A cover crop is planted in the time between crops intended for harvest with the purpose of insulating soil from extreme temperatures and erosion and boosting biodiversity and nutrients below the soil.

“The basic idea is to keep something green and growing on the soil year-round,” said Steve Alspach, NRCS Assistant State Soil Scientist.

Emmons Gives It a Try

Steve Alspach describes a sample of no-till soil growing canola.

Emmons has been practicing no-till farming (literally: not tilling the soil) for some time now, and wanted to give cover crops a try. He spoke with his local NRCS office and they provided the technical assistance necessary to order a mix of cover crop seeds that was most compatible with his soils. They have also been assisting him in documenting the results of his experiment.

In the experiment field, which is divided down the center by an irrigation pipe, farmers from across Dewey County huddled around Emmons and Alspach as they explained the differences between the two halves of the field. Both sides were covered in lush green canola sprouts, but in the areas between plants, there was a big difference. On one side of the field, thick mats of plant residue and dead stalks littered the ground between sprouts. On the other side, the soil was nearly bare except for the bit of stubble remaining from the previous harvest.

How No-Till and Cover Crops Work Together

As the pair spoke, an efficient cycle began to materialize that integrates no-till farming, cover crops, and the natural processes that nature has already put in place to sustain plant growth and productivity.

The cycle begins in the core no-till concept “Do Not Disturb [the soil].” By not turning up the ground with a tiller, old root systems and worm channels abound, providing natural aqueducts for rainwater to penetrate the soil. Not disturbing the soil also gives organisms in the soil a chance at life. Adding a cover crop between harvests provides continuous food for that life, ultimately returning nutrients to the soil for future crops to use. The cycle begins anew after a crop is harvested from the field, but not tilled, so the organic matter can naturally breakdown into the soil as food and provide protection from erosion.
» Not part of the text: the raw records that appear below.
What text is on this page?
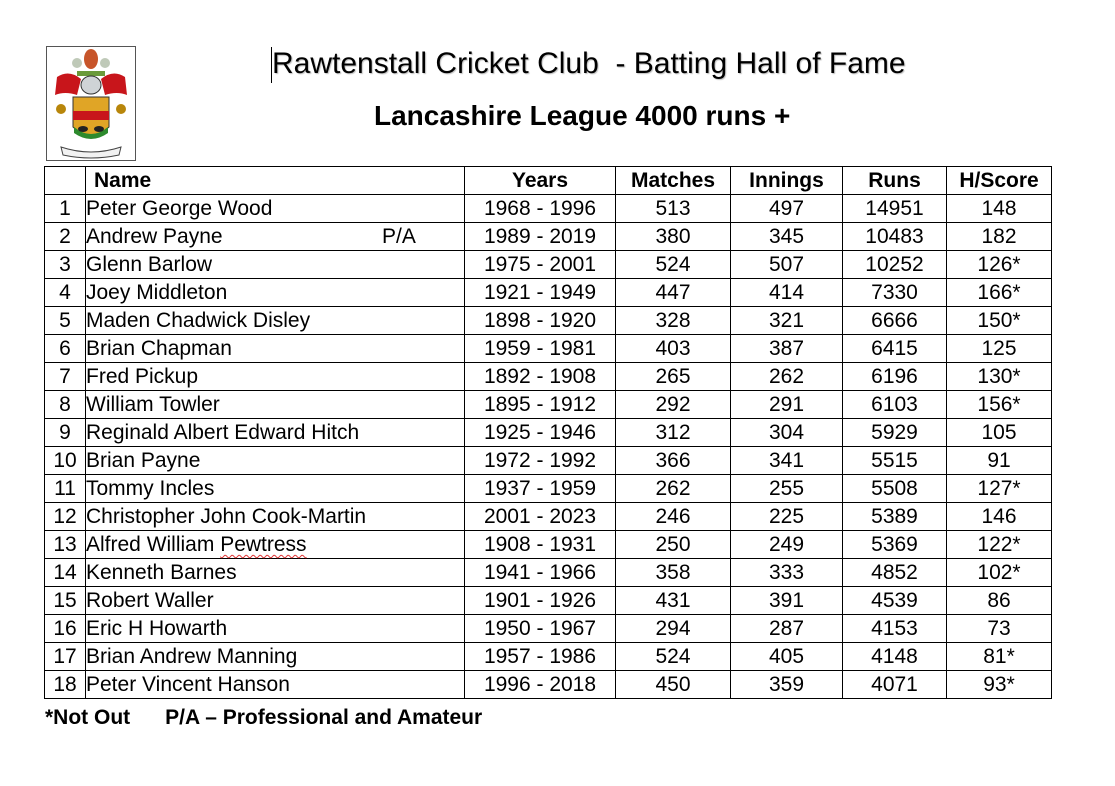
Rawtenstall Cricket Club  - Batting Hall of Fame
Lancashire League 4000 runs +
	Name	Years	Matches	Innings	Runs	H/Score
1	Peter George Wood	1968 - 1996	513	497	14951	148
2	Andrew Payne P/A	1989 - 2019	380	345	10483	182
3	Glenn Barlow	1975 - 2001	524	507	10252	126*
4	Joey Middleton	1921 - 1949	447	414	7330	166*
5	Maden Chadwick Disley	1898 - 1920	328	321	6666	150*
6	Brian Chapman	1959 - 1981	403	387	6415	125
7	Fred Pickup	1892 - 1908	265	262	6196	130*
8	William Towler	1895 - 1912	292	291	6103	156*
9	Reginald Albert Edward Hitch	1925 - 1946	312	304	5929	105
10	Brian Payne	1972 - 1992	366	341	5515	91
11	Tommy Incles	1937 - 1959	262	255	5508	127*
12	Christopher John Cook-Martin	2001 - 2023	246	225	5389	146
13	Alfred William Pewtress	1908 - 1931	250	249	5369	122*
14	Kenneth Barnes	1941 - 1966	358	333	4852	102*
15	Robert Waller	1901 - 1926	431	391	4539	86
16	Eric H Howarth	1950 - 1967	294	287	4153	73
17	Brian Andrew Manning	1957 - 1986	524	405	4148	81*
18	Peter Vincent Hanson	1996 - 2018	450	359	4071	93*
*Not Out      P/A – Professional and Amateur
Field day attendees enjoy a yummy meal on the back of Jimmy’s truck.

Cool Soil Means Better Crops

“Soil temperature is one of Oklahoma’s biggest challenges due to evaporation,” said Alspach.
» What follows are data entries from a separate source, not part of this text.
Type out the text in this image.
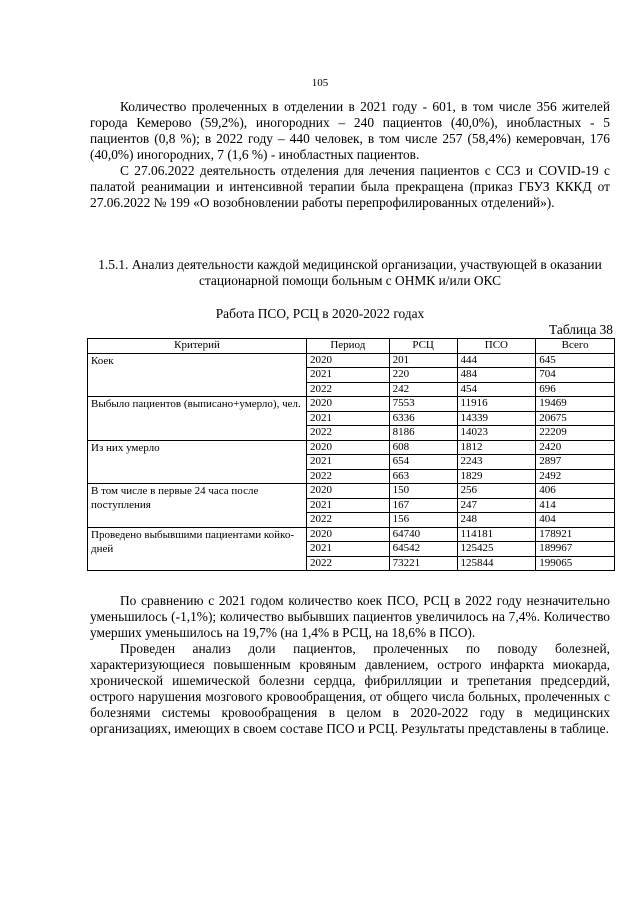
105

Количество пролеченных в отделении в 2021 году - 601, в том числе 356 жителей города Кемерово (59,2%), иногородних – 240 пациентов (40,0%), инобластных - 5 пациентов (0,8 %); в 2022 году – 440 человек, в том числе 257 (58,4%) кемеровчан, 176 (40,0%) иногородних, 7 (1,6 %) - инобластных пациентов.

С 27.06.2022 деятельность отделения для лечения пациентов с ССЗ и COVID-19 с палатой реанимации и интенсивной терапии была прекращена (приказ ГБУЗ КККД от 27.06.2022 № 199 «О возобновлении работы перепрофилированных отделений»).

1.5.1. Анализ деятельности каждой медицинской организации, участвующей в оказании стационарной помощи больным с ОНМК и/или ОКС

Работа ПСО, РСЦ в 2020-2022 годах
Таблица 38
Критерий	Период	РСЦ	ПСО	Всего
Коек	2020	201	444	645
	2021	220	484	704
	2022	242	454	696
Выбыло пациентов (выписано+умерло), чел.	2020	7553	11916	19469
	2021	6336	14339	20675
	2022	8186	14023	22209
Из них умерло	2020	608	1812	2420
	2021	654	2243	2897
	2022	663	1829	2492
В том числе в первые 24 часа после поступления	2020	150	256	406
	2021	167	247	414
	2022	156	248	404
Проведено выбывшими пациентами койко-дней	2020	64740	114181	178921
	2021	64542	125425	189967
	2022	73221	125844	199065

По сравнению с 2021 годом количество коек ПСО, РСЦ в 2022 году незначительно уменьшилось (-1,1%); количество выбывших пациентов увеличилось на 7,4%. Количество умерших уменьшилось на 19,7% (на 1,4% в РСЦ, на 18,6% в ПСО).

Проведен анализ доли пациентов, пролеченных по поводу болезней, характеризующиеся повышенным кровяным давлением, острого инфаркта миокарда, хронической ишемической болезни сердца, фибрилляции и трепетания предсердий, острого нарушения мозгового кровообращения, от общего числа больных, пролеченных с болезнями системы кровообращения в целом в 2020-2022 году в медицинских организациях, имеющих в своем составе ПСО и РСЦ. Результаты представлены в таблице.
Regular comparisons of the two field halves showed that the cover crop significantly reduced soil temperatures relative to the uncovered half. And while traditional wisdom says that cover crops will simply take moisture from the soil that could be used for a cash crop, the covered field actually had consistently more moisture in the soil due to reduced heat related evaporation.
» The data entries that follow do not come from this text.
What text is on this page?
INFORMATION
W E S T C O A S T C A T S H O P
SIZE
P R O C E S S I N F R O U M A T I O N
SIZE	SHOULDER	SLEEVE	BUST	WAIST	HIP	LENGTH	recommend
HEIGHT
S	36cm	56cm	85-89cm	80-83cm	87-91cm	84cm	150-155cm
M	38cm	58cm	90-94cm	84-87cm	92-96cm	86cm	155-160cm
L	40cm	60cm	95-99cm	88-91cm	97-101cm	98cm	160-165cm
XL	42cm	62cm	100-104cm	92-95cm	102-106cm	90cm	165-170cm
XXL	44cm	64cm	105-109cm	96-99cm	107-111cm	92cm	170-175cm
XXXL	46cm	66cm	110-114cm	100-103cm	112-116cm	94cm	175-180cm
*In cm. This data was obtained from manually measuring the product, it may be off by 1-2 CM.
“Once your soil temperature is over 100 degrees, it doesn’t matter what you’ve got growing on it,” said Alspach. “It’s not doing anything for you other than trying to survive. It’s not growing. It’s not producing.

Rainfall Simulator Steals the Show

After a standing lunch eaten at the flatbed of a hay truck, the crowd got to see one of the most impressive arguments for no-till: the rainfall simulator.

The simulator looked like a metal table with five baking pans across it side-by-side. The pans tilted downward from one end at a gentle angle and had pencil-sized holes punched into their bottoms. Instead of cake, the pans were filled with different soil samples such as that from a traditionally tilled field, a no-till field, and a cover crop no-till field.

Below the table hung ten large plastic jars. For each soil sample, one jar hung directly below the pan, and another other was out in front of the pan beneath a funnel. Above the table was a mounted sprinkler attached to a garden hose. When the water was turned on, the sprinkler pivoted back-and-forth over the pans, soaking the soil below. Water that was absorbed by the soil was collected in the jar below the pan, and water that ran off the soil was collected in the jar out front.

When the water was turned off, the benefits of no-till were abundantly clear. The jar in front of the traditionally tilled soil was full of water and brown swirling topsoil. Each of the other samples had full water absorption jars and almost no runoff.

The hosts considered the day a success, but the rainfall simulator stole the show. It offered a powerful visual demonstration of how much topsoil washes off a tilled field in even a brief rain. And the cover crops were a big hit, too!